Earth and Beyond is a Doctor Who audio production produced by the BBC featuring the Eighth Doctor and Sam Jones.  The release contains three adventures that are read by Paul McGann. It was released onto cassette in September 1998, following the BBC Short Trips cassette from earlier that year.

Bounty

Synopsis
Sam Jones's first trip in the TARDIS is to the Seychelles, where she encounters  alien bounty hunters.  Can the Doctor stop them making Earth their battleground?

Continuity
This follows the novel The Eight Doctors.
At the end of the story, the Doctor leaves Sam at a rally. He picks her up in Vampire Science.

Dead Time

Synopsis
The TARDIS lands on a freezing world of utter darkness. Who are the strange creatures that want the Doctor dead?
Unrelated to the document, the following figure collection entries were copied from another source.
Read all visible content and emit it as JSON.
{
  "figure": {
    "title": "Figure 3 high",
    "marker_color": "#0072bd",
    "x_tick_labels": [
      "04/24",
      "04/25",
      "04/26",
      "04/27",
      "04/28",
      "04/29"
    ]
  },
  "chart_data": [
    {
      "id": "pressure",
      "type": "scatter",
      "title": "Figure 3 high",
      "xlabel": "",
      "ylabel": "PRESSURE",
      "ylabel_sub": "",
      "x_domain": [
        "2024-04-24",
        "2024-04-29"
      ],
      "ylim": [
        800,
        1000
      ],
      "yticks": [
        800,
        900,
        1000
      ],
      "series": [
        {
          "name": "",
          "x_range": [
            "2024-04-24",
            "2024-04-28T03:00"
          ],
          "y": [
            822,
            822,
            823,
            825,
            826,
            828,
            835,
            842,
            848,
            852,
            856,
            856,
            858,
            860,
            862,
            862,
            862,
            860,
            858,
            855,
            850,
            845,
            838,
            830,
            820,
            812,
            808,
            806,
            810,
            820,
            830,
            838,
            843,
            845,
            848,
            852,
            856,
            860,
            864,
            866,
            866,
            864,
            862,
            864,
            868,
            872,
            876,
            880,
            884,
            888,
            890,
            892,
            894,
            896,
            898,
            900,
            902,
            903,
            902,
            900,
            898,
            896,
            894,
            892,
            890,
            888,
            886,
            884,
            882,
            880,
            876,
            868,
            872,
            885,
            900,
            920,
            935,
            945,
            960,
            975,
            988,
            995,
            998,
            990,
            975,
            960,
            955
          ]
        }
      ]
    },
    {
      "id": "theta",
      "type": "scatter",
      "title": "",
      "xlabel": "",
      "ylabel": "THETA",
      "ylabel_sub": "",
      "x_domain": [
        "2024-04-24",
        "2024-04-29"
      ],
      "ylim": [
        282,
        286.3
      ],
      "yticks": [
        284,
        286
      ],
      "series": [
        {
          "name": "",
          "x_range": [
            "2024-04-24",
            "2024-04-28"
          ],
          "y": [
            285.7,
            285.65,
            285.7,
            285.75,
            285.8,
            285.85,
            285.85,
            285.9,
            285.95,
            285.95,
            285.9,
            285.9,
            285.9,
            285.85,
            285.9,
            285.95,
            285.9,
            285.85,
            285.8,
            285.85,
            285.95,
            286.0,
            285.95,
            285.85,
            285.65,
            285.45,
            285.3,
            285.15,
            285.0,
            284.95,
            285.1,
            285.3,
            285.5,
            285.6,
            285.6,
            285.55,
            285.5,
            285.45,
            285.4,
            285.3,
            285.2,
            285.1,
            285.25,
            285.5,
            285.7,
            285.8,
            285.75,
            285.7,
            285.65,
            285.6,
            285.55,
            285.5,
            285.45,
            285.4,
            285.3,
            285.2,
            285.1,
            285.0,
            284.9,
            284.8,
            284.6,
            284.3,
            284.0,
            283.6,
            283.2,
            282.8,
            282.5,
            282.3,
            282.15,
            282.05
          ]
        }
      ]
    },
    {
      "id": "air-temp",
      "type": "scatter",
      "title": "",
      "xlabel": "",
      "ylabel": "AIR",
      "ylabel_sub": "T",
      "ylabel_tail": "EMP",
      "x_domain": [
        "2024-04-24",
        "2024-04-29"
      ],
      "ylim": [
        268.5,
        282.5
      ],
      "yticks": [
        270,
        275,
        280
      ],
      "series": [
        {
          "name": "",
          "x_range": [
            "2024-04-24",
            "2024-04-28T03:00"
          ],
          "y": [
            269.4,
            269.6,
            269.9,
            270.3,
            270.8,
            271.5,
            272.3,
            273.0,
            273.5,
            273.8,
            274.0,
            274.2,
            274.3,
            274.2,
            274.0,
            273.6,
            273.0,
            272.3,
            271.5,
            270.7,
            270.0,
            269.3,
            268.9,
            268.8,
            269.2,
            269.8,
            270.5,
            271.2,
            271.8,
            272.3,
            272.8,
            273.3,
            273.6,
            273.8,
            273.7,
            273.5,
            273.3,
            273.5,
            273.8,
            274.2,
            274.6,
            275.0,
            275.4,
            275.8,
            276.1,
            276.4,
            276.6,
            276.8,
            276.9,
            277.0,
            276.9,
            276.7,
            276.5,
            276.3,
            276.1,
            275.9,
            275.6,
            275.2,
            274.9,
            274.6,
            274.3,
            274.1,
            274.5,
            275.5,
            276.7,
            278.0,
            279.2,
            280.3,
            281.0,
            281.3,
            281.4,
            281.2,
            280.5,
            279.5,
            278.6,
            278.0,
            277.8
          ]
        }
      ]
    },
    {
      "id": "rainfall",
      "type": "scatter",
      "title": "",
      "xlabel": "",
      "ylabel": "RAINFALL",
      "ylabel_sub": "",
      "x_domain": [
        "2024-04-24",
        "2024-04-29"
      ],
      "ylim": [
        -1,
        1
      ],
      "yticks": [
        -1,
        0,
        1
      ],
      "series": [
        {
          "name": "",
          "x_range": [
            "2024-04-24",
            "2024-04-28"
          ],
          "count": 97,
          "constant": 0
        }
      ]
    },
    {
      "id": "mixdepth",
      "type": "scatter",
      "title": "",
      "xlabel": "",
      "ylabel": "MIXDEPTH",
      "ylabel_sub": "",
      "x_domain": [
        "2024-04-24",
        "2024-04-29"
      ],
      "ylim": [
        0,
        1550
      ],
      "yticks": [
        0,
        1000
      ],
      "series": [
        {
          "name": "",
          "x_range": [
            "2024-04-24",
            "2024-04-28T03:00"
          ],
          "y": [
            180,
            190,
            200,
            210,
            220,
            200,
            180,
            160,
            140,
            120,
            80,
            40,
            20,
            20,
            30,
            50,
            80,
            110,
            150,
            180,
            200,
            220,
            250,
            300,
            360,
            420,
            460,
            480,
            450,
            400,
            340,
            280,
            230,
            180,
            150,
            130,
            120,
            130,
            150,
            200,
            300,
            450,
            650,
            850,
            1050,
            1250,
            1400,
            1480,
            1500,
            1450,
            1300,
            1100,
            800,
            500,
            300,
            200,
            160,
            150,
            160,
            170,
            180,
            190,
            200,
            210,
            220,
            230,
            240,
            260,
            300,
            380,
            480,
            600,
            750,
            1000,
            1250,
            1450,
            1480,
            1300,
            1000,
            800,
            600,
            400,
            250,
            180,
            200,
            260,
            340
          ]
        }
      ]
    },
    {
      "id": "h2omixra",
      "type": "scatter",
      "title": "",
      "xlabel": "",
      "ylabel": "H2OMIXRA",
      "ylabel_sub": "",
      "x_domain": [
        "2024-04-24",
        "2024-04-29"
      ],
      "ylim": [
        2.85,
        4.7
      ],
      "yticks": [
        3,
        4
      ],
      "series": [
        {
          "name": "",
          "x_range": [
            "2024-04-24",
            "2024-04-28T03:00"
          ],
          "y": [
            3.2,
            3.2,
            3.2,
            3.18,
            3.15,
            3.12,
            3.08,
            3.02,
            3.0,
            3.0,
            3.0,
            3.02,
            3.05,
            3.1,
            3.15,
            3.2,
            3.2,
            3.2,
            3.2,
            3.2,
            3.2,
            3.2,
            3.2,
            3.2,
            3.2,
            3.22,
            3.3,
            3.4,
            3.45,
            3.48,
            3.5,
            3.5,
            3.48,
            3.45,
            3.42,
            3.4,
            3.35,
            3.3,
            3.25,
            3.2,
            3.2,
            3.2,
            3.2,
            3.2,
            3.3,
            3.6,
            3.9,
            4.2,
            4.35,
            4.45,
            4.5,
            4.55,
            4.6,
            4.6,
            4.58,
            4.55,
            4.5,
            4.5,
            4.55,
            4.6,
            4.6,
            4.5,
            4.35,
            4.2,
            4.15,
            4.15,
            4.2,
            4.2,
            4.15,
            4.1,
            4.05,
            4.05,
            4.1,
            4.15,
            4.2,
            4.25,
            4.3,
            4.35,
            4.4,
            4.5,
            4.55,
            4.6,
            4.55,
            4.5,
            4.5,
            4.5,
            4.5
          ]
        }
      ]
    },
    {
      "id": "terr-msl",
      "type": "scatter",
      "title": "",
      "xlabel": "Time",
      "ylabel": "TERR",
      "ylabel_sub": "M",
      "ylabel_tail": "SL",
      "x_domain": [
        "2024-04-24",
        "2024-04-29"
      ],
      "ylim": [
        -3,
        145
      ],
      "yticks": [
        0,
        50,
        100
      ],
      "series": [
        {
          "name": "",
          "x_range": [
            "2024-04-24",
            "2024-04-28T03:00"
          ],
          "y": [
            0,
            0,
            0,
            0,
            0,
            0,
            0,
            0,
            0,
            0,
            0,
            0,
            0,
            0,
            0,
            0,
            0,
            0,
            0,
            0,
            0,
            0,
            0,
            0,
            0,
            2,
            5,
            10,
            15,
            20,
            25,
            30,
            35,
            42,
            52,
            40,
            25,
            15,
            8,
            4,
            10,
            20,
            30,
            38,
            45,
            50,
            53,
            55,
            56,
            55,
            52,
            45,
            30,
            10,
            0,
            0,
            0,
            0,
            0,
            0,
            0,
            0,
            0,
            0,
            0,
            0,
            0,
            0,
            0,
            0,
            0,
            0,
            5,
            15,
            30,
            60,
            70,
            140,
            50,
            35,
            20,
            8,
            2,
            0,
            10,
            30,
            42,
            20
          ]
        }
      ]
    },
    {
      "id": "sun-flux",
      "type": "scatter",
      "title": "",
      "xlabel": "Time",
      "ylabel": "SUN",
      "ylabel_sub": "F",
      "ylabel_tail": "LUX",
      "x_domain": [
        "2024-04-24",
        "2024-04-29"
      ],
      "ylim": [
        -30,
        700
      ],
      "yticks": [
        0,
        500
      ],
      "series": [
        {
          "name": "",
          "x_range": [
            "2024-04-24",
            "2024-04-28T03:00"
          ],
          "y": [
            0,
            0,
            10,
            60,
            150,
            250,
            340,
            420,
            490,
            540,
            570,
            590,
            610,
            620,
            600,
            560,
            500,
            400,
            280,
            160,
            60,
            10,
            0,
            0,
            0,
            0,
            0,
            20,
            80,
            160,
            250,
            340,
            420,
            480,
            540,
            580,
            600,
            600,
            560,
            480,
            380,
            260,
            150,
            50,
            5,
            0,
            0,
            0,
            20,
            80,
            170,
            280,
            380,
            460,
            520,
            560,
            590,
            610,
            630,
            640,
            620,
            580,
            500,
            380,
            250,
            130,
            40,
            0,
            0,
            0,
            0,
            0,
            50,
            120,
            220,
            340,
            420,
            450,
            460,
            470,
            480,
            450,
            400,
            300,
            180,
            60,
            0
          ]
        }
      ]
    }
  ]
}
And what consequences will their actions have for the universe?

Continuity
Comments by Sam suggest that this follows the events of Genocide.

In print
This was previously released in the short story collection More Short Trips.

The People's Temple

Synopsis
The Doctor and Sam arrive at Stonehenge during its construction. They soon discover that its origins are steeped in human suffering. But could Sam's attempts to make things better for the slave workers trying to complete the stone circle lead to a war?

In print
This was previously released in the short story collection Short Trips.